Overgrown weeds block the narrow path to an old two-storey house. Its blue door is locked. Furniture is strewn around in the courtyard. Children play nearby. But they don’t come close to the house. The barbaric attack on Mohammad Ikhlaq is still fresh in the memory of the residents of Bisada in western Uttar Pradesh.
Here, Ikhlaq was lynched by a mob last year after rumours spread that he had stocked beef in his house. His family left the village amid a nationwide uproar over the killing.
Six months on, HT went back to the village, barely an hour’s drive from the capital, and spoke to the families of the accused, the victims and Muslim residents.
Things seems normal. Merely the crumbling house speaks of the attack. But the lynching still haunts the villagers.
Adjacent to the village chief’s house is the lone mosque. Until recently, Provincial Armed Constabulary (PAC) men guarded the mosque round-the-clock. They resided in a deserted old building in the village. However, they left last month, saying peace has returned.
“Not one act of violence has been reported since that night,” a local police officer tells HT. “Our seniors decided there was no need for police protection now. At least 10-15 PAC men guarded the mosque earlier.”
No Muslim family left the village
Over 300 Muslims and around 20,000 Hindus live in Bisada. Contrary to reports, none of the Muslims have left the village.
Meat shops in the area that mostly sold mutton shut down for a few weeks after the attack. But they are now back in business.
Village head Sanjiv Rana blames the media for publishing stories on distrust between Hindus and Muslims. “You (media) misreported several things. You said Muslims were living in fear. Not a single resident has left. We are living peacefully. We all got together and funded the wedding of a Muslim girl some months ago,” he says.
Outside his house, Rana introduced us to Sharik, Mustaqim, Sammer and Javed, four Muslim youths from the village, who work at his washing powder factory. “They are working here peacefully with the Hindu youths,” he says.
...but villagers demand closure
The village is united in demanding that the Uttar Pradesh government make public the forensic science laboratory (FSL) report about the meat found at Ikhlaq’s house. “The government should be transparent,” says Rana.

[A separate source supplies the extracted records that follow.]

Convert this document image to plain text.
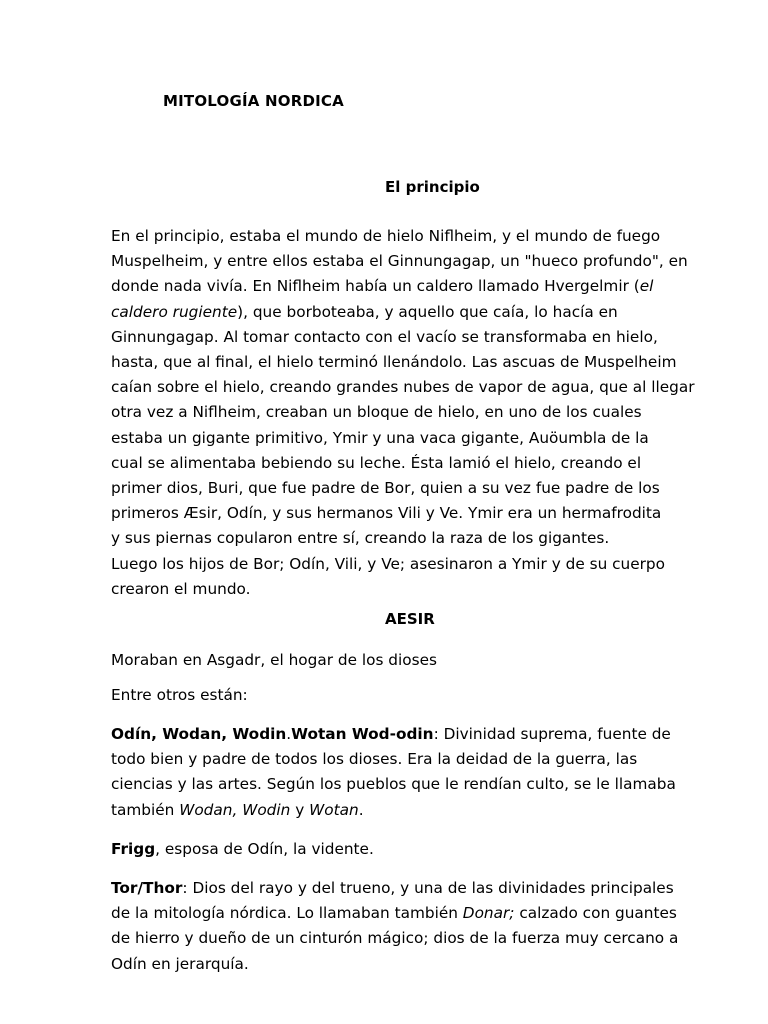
MITOLOGÍA NORDICA
El principio

En el principio, estaba el mundo de hielo Niflheim, y el mundo de fuego
Muspelheim, y entre ellos estaba el Ginnungagap, un "hueco profundo", en
donde nada vivía. En Niflheim había un caldero llamado Hvergelmir (el
caldero rugiente), que borboteaba, y aquello que caía, lo hacía en
Ginnungagap. Al tomar contacto con el vacío se transformaba en hielo,
hasta, que al final, el hielo terminó llenándolo. Las ascuas de Muspelheim
caían sobre el hielo, creando grandes nubes de vapor de agua, que al llegar
otra vez a Niflheim, creaban un bloque de hielo, en uno de los cuales
estaba un gigante primitivo, Ymir y una vaca gigante, Auöumbla de la
cual se alimentaba bebiendo su leche. Ésta lamió el hielo, creando el
primer dios, Buri, que fue padre de Bor, quien a su vez fue padre de los
primeros Æsir, Odín, y sus hermanos Vili y Ve. Ymir era un hermafrodita
y sus piernas copularon entre sí, creando la raza de los gigantes.
Luego los hijos de Bor; Odín, Vili, y Ve; asesinaron a Ymir y de su cuerpo
crearon el mundo.

AESIR

Moraban en Asgadr, el hogar de los dioses

Entre otros están:

Odín, Wodan, Wodin.Wotan Wod-odin: Divinidad suprema, fuente de
todo bien y padre de todos los dioses. Era la deidad de la guerra, las
ciencias y las artes. Según los pueblos que le rendían culto, se le llamaba
también Wodan, Wodin y Wotan.

Frigg, esposa de Odín, la vidente.

Tor/Thor: Dios del rayo y del trueno, y una de las divinidades principales
de la mitología nórdica. Lo llamaban también Donar; calzado con guantes
de hierro y dueño de un cinturón mágico; dios de la fuerza muy cercano a
Odín en jerarquía.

“A peaceful village like ours gained notoriety. The accused youths are still in jail. None of them have got bail. Their parents have the right to know if the meat found in the fridge was mutton or beef. It will at least give us some sense of closure.”
Rana says everybody wants the case transferred to the Central Bureau of Investigation for a fair investigation.
Ikhlaq’s family does not want to return
One October morning, about a week after the incident, Ikhlaq’s family left the village for Delhi. His elder son Sartaj is a corporal with the Indian Air Force. “We will not return. There is nothing in that house, except memories of that night,” says Sartaj.
Ikhlaq’s younger son Danish, who was injured that night and shifted to the RR hospital in Delhi was discharged a few months ago. “My brother has not recovered fully. He has to visit the doctor once in a while,” says Sartaj.
‘We will continue to live here’
Nineteen-year-old Reshma sits next to her cousin, stitching a dress, for delivery the next day.
Reshma’s family is into tailoring and has lived in Bisada for five generations. In October, the Hindu and Muslim residents joined hands to help her family at her wedding.
“I have faced no problems in the village. My husband is from Piyoli village, but I keep coming here. This is where I was born and my friends are here. I will never leave this village,” she says.
Leela Devi is an elderly widow, whose two sons, Hari Om and Sri Om, were arrested after the lynching.
She is illiterate, but asks neighbours to read the papers for her everyday and check if the FSL report is released. Hari Om was married for only six months, when the police picked him up. His son was born, while he was in jail.
“The villagers are helping us with food, but till when,” she says.
“I need to know if my two sons will ever return home. Imagine the life of a physically disabled mother, whose sons are in jail. I want to know if it was beef,” she says, adding that her sons are innocent.
‘It was a bad time’
Madan Kumar lives next to Akhlaq’s house. His nephew, Sandeep, was also arrested. Kumar wasn’t home that night and says Ikhlaq was always a friend. “We shared this boundary wall peacefully for generations. Barring that night, everything has been normal,” says Madan.
He refused to comment on Sandeep. About that night, he says, “Samay kharab tha (it was a bad time).”